Cela ressemble aux années 1980, du moins au Nicaragua. Le Front sandiniste de libération nationale a accédé au pouvoir en 1979, puis a érigé une dictature marxiste soutenue par les Soviétiques et dirigée par Daniel Ortega, qui a persécuté de nombreuses églises. Aujourd’hui, le régime sandiniste – toujours dirigé par Ortega et son épouse, la vice-présidente Rosario Murillo – continue de persécuter les églises. Le régime tourmente déjà l’Église catholique romaine et, en août, il a fermé 1 500 organisations non gouvernementales, dont de nombreux groupes protestants, et, dans de nombreux cas, a saisi des biens.

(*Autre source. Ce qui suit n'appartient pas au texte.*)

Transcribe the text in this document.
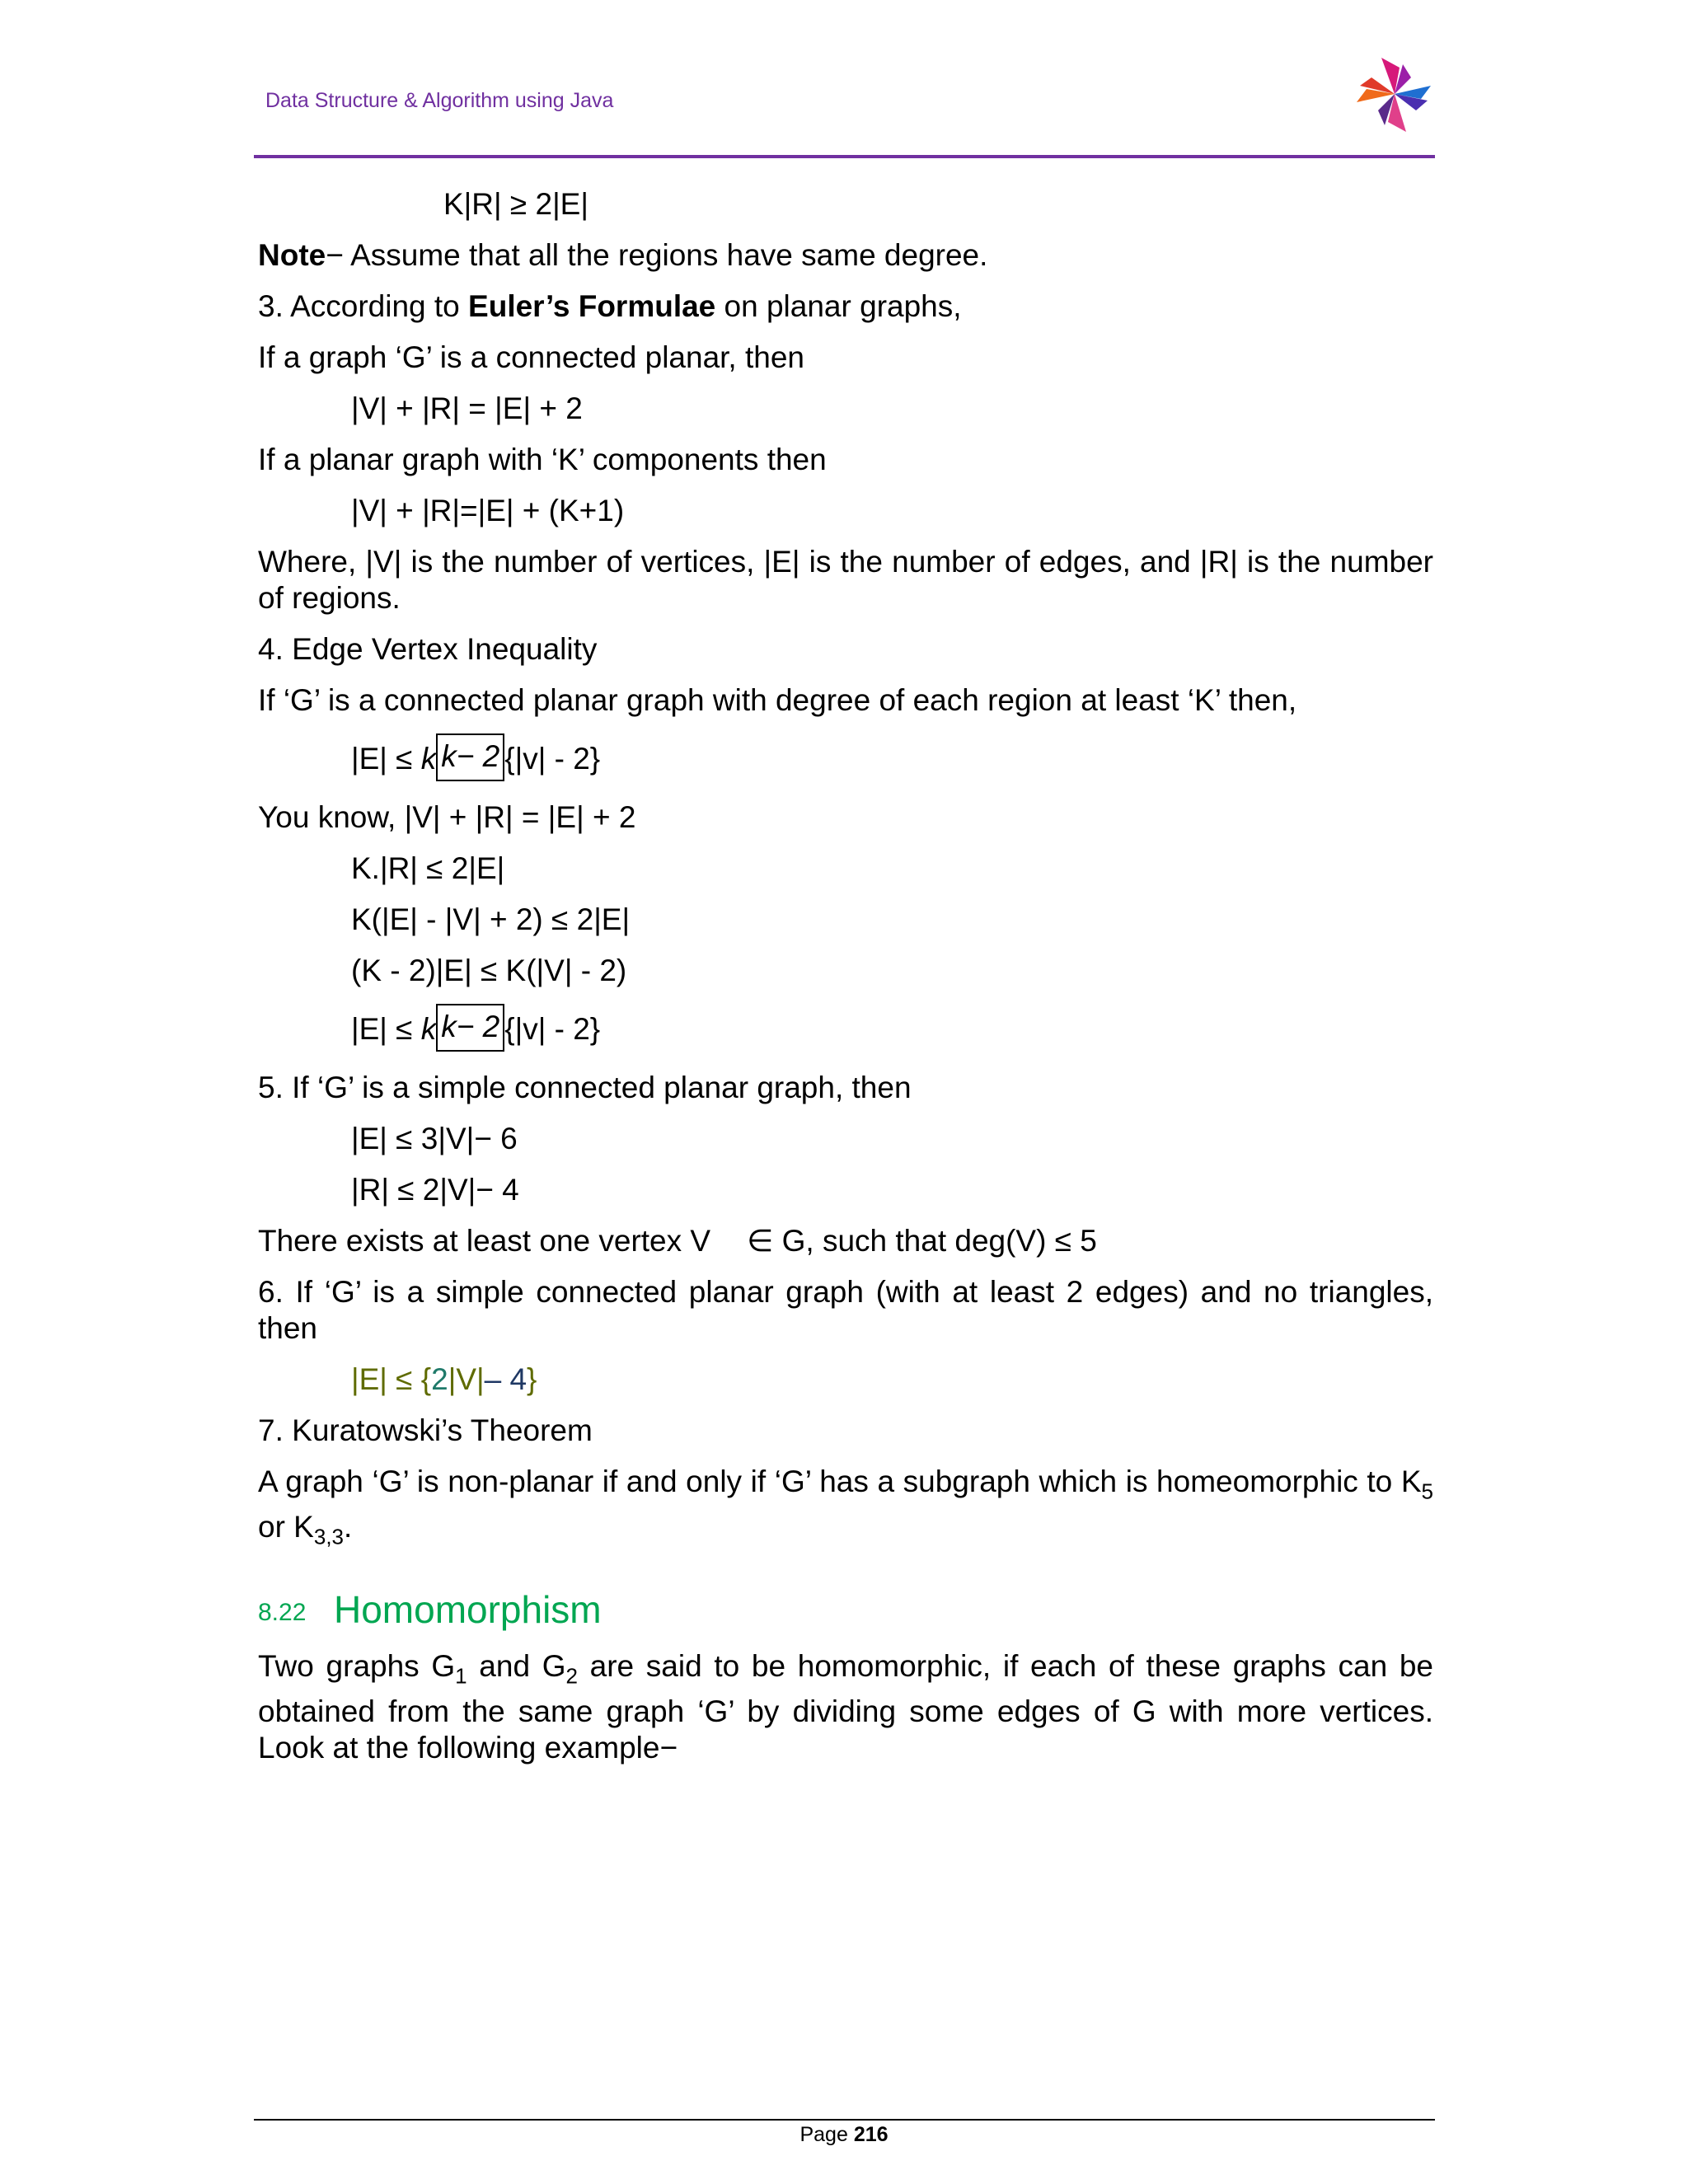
Data Structure & Algorithm using Java
K|R| ≥ 2|E|
Note− Assume that all the regions have same degree.
3. According to Euler’s Formulae on planar graphs,
If a graph ‘G’ is a connected planar, then
|V| + |R| = |E| + 2
If a planar graph with ‘K’ components then
|V| + |R|=|E| + (K+1)
Where, |V| is the number of vertices, |E| is the number of edges, and |R| is the number of regions.
4. Edge Vertex Inequality
If ‘G’ is a connected planar graph with degree of each region at least ‘K’ then,
|E| ≤ k k− 2 {|v| - 2}
You know, |V| + |R| = |E| + 2
K.|R| ≤ 2|E|
K(|E| - |V| + 2) ≤ 2|E|
(K - 2)|E| ≤ K(|V| - 2)
|E| ≤ k k− 2 {|v| - 2}
5. If ‘G’ is a simple connected planar graph, then
|E| ≤ 3|V|− 6
|R| ≤ 2|V|− 4
There exists at least one vertex V ∈ G, such that deg(V) ≤ 5
6. If ‘G’ is a simple connected planar graph (with at least 2 edges) and no triangles, then
|E| ≤ {2|V|– 4}
7. Kuratowski’s Theorem
A graph ‘G’ is non-planar if and only if ‘G’ has a subgraph which is homeomorphic to $K_5$ or $K_{3,3}$.
8.22 Homomorphism
Two graphs $G_1$ and $G_2$ are said to be homomorphic, if each of these graphs can be obtained from the same graph ‘G’ by dividing some edges of G with more vertices. Look at the following example−
Page 216
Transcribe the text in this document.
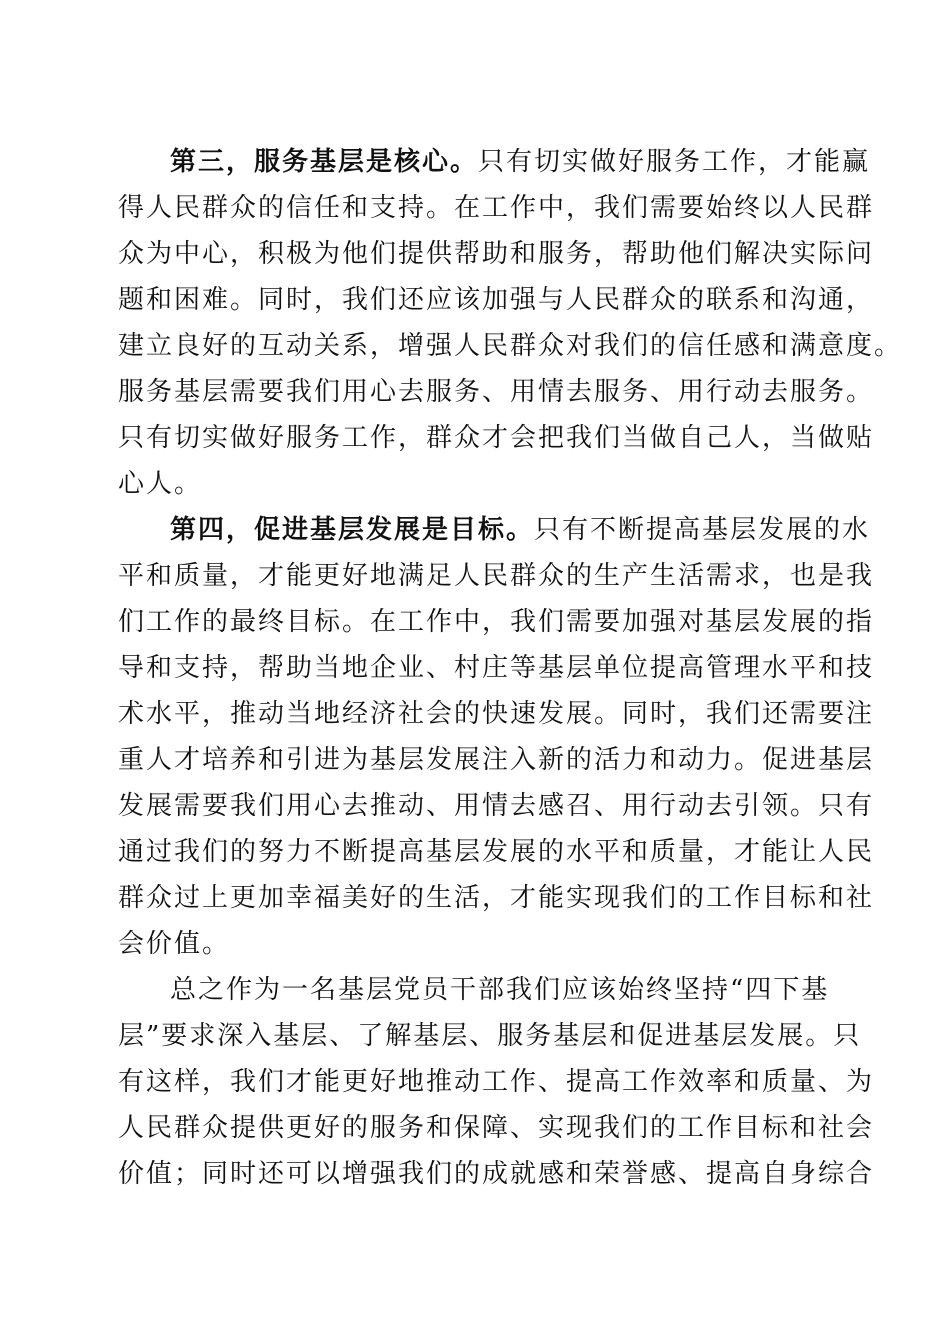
第三，服务基层是核心。只有切实做好服务工作，才能赢
得人民群众的信任和支持。在工作中，我们需要始终以人民群
众为中心，积极为他们提供帮助和服务，帮助他们解决实际问
题和困难。同时，我们还应该加强与人民群众的联系和沟通，
建立良好的互动关系，增强人民群众对我们的信任感和满意度。
服务基层需要我们用心去服务、用情去服务、用行动去服务。
只有切实做好服务工作，群众才会把我们当做自己人，当做贴
心人。
第四，促进基层发展是目标。只有不断提高基层发展的水
平和质量，才能更好地满足人民群众的生产生活需求，也是我
们工作的最终目标。在工作中，我们需要加强对基层发展的指
导和支持，帮助当地企业、村庄等基层单位提高管理水平和技
术水平，推动当地经济社会的快速发展。同时，我们还需要注
重人才培养和引进为基层发展注入新的活力和动力。促进基层
发展需要我们用心去推动、用情去感召、用行动去引领。只有
通过我们的努力不断提高基层发展的水平和质量，才能让人民
群众过上更加幸福美好的生活，才能实现我们的工作目标和社
会价值。
总之作为一名基层党员干部我们应该始终坚持“四下基
层”要求深入基层、了解基层、服务基层和促进基层发展。只
有这样，我们才能更好地推动工作、提高工作效率和质量、为
人民群众提供更好的服务和保障、实现我们的工作目标和社会
价值；同时还可以增强我们的成就感和荣誉感、提高自身综合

En 2020, près de 40 pour cent des Nicaraguayens sont évangéliques, tandis que 45 pour cent sont catholiques.

Depuis les manifestations anti-régime de 2018, 250 membres du clergé catholique et autres dirigeants, dont trois évêques, ont été expulsés ou contraints de fuir. L'Église catholique, comme dans les années 1980, s'est prononcée ouvertement contre les violations des droits de l'homme commises par les sandinistes, tandis que les évangéliques se sont montrés plus discrets. Peut-être que cela va maintenant changer.

Les dernières persécutions ressemblent à du déjà-vu. De nombreux chrétiens progressistes se sont réjouis en 1979 lorsque les sandinistes ont renversé le dictateur Anastasio Somoza. Les sandinistes étaient apparemment l’avant-garde de la libération socialiste en Amérique centrale grâce à l’enseignement de la théologie de la libération, qui tente de combiner le marxisme et le christianisme. De nombreux catholiques et protestants américains ont afflué au Nicaragua dans les années 1980, espérant voir le royaume de Dieu s'ouvrir devant eux. Certains confrères du Nicaragua étaient d’accord. Quatre prêtres catholiques ont servi de manière importante dans le régime sandiniste, dont le ministre de la Culture Ernesto Cardenal.

En 1983, le pape Jean-Paul II a réprimandé Cardenal lors d'une cérémonie de bienvenue à l'aéroport de Managua. Cardenal s'est agenouillé devant le pape, qui lui a fait signe du doigt sous le regard du monde. Le pape a exigé que les quatre prêtres démissionnent de leurs fonctions gouvernementales, mais ils ont refusé, ce qui a entraîné leur défroquage effectif. Cardenal a été rétabli dans ses fonctions sacerdotales par le pape François peu de temps avant sa mort à l'âge de 95 ans en 2020. Ces quatre prêtres, ainsi que bien d'autres, pensaient que les sandinistes incarnaient l'Évangile dans la société malgré leur persécution des opposants au régime.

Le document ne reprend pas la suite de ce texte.